Closed rsignell-usgs closed 6 years ago
I've written a good chunk of NWM data to Zarr on S3 in bucket rsignell/nwm/test04
, with variables in the 60-100GB range:
xarray.Dataset>
Dimensions: (reference_time: 961, time: 961, x: 4608, y: 3840)
Coordinates:
* reference_time (reference_time) datetime64[ns] 2018-03-02 ...
* time (time) datetime64[ns] 2018-03-02T01:00:00 ...
* x (x) float64 -2.304e+06 -2.303e+06 -2.302e+06 -2.301e+06 ...

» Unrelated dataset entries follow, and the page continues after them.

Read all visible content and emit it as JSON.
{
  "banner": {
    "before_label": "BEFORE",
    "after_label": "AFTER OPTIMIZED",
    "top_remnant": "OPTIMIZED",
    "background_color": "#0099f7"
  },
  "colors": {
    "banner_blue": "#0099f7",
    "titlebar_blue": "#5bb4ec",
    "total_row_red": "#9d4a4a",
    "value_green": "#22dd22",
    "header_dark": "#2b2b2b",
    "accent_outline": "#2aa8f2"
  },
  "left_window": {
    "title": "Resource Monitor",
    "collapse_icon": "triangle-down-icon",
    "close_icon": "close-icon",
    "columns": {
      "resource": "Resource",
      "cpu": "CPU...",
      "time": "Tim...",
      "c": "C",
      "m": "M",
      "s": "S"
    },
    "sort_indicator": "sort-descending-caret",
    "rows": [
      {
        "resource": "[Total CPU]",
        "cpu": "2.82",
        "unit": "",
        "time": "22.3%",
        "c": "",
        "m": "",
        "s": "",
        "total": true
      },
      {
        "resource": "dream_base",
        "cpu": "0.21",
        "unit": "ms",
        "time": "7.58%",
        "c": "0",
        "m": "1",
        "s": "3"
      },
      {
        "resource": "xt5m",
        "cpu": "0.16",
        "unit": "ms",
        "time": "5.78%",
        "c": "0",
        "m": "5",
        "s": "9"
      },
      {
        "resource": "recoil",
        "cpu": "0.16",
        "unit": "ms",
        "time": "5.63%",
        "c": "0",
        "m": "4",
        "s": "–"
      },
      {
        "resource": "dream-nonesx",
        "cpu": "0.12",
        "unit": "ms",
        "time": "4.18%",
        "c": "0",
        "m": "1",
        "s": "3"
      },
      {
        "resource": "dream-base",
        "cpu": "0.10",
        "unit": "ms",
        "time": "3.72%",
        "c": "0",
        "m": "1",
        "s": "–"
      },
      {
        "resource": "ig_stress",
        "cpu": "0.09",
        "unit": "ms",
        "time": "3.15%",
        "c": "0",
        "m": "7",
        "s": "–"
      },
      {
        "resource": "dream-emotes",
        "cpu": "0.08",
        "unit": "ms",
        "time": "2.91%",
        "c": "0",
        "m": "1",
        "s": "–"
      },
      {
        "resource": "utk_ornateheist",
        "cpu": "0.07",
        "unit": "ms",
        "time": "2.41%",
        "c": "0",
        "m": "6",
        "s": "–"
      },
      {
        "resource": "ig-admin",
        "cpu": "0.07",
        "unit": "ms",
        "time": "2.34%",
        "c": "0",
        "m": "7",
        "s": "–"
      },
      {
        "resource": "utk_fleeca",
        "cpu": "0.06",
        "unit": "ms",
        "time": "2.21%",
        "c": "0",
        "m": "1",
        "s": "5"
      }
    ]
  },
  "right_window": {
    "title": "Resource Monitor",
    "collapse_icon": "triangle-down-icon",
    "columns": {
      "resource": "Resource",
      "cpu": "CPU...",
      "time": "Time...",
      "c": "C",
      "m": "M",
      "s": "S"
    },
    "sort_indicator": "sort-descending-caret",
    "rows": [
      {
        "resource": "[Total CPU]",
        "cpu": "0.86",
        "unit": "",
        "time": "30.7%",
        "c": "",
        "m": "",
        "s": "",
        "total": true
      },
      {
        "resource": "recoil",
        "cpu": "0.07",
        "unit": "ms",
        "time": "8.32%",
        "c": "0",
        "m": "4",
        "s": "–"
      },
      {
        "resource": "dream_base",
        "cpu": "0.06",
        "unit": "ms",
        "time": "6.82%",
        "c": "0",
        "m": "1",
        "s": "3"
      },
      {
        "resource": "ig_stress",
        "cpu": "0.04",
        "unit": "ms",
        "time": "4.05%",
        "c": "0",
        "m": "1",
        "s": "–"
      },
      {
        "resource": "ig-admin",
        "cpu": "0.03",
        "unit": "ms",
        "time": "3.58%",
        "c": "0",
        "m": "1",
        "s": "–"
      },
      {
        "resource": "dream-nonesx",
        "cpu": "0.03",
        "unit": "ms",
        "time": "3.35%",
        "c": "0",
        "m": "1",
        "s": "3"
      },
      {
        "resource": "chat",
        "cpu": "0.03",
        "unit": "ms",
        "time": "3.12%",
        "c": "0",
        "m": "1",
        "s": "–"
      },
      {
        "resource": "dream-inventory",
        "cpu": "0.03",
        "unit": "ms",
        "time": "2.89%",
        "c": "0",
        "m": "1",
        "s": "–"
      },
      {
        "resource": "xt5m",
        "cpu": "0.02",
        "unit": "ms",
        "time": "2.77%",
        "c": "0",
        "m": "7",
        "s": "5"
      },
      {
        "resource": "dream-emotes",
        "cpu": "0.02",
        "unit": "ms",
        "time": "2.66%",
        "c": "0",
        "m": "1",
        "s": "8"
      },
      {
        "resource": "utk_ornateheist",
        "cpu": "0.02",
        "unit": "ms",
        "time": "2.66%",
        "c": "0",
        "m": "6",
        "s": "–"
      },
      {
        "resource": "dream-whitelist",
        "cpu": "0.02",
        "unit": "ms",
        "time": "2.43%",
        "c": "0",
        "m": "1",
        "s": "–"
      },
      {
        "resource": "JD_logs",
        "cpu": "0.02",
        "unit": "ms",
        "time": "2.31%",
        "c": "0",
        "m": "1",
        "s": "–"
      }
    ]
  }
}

* y (y) float64 -1.92e+06 -1.919e+06 -1.918e+06 -1.917e+06 ...
Data variables:
LWDOWN (time, y, x) float64 dask.array<shape=(961, 3840, 4608), chunksize=(1, 3840, 4608)>
PSFC (time, y, x) float64 dask.array<shape=(961, 3840, 4608), chunksize=(1, 3840, 4608)>
Q2D (time, y, x) float64 dask.array<shape=(961, 3840, 4608), chunksize=(1, 3840, 4608)>
RAINRATE (time, y, x) float32 dask.array<shape=(961, 3840, 4608), chunksize=(1, 3840, 4608)>
SWDOWN (time, y, x) float64 dask.array<shape=(961, 3840, 4608), chunksize=(1, 3840, 4608)>
T2D (time, y, x) float64 dask.array<shape=(961, 3840, 4608), chunksize=(1, 3840, 4608)>
U2D (time, y, x) float64 dask.array<shape=(961, 3840, 4608), chunksize=(1, 3840, 4608)>
V2D (time, y, x) float64 dask.array<shape=(961, 3840, 4608), chunksize=(1, 3840, 4608)>
Here's a plot of the mean temperature:
computed by this notebook: https://gist.github.com/rsignell-usgs/a55c5d825467e8ce118462e8a39965ad
We could use some more cores! 😜
BTW, the python script I used to write this is here:
https://gist.github.com/rsignell-usgs/df7b936f28f2212f80872a7f30098680
My AWS credentials to write to this bucket were stored in ~/.aws/config
Write 80GB or so of NWS data to Zarr format on S3. This should be sufficient for initial testing and demos.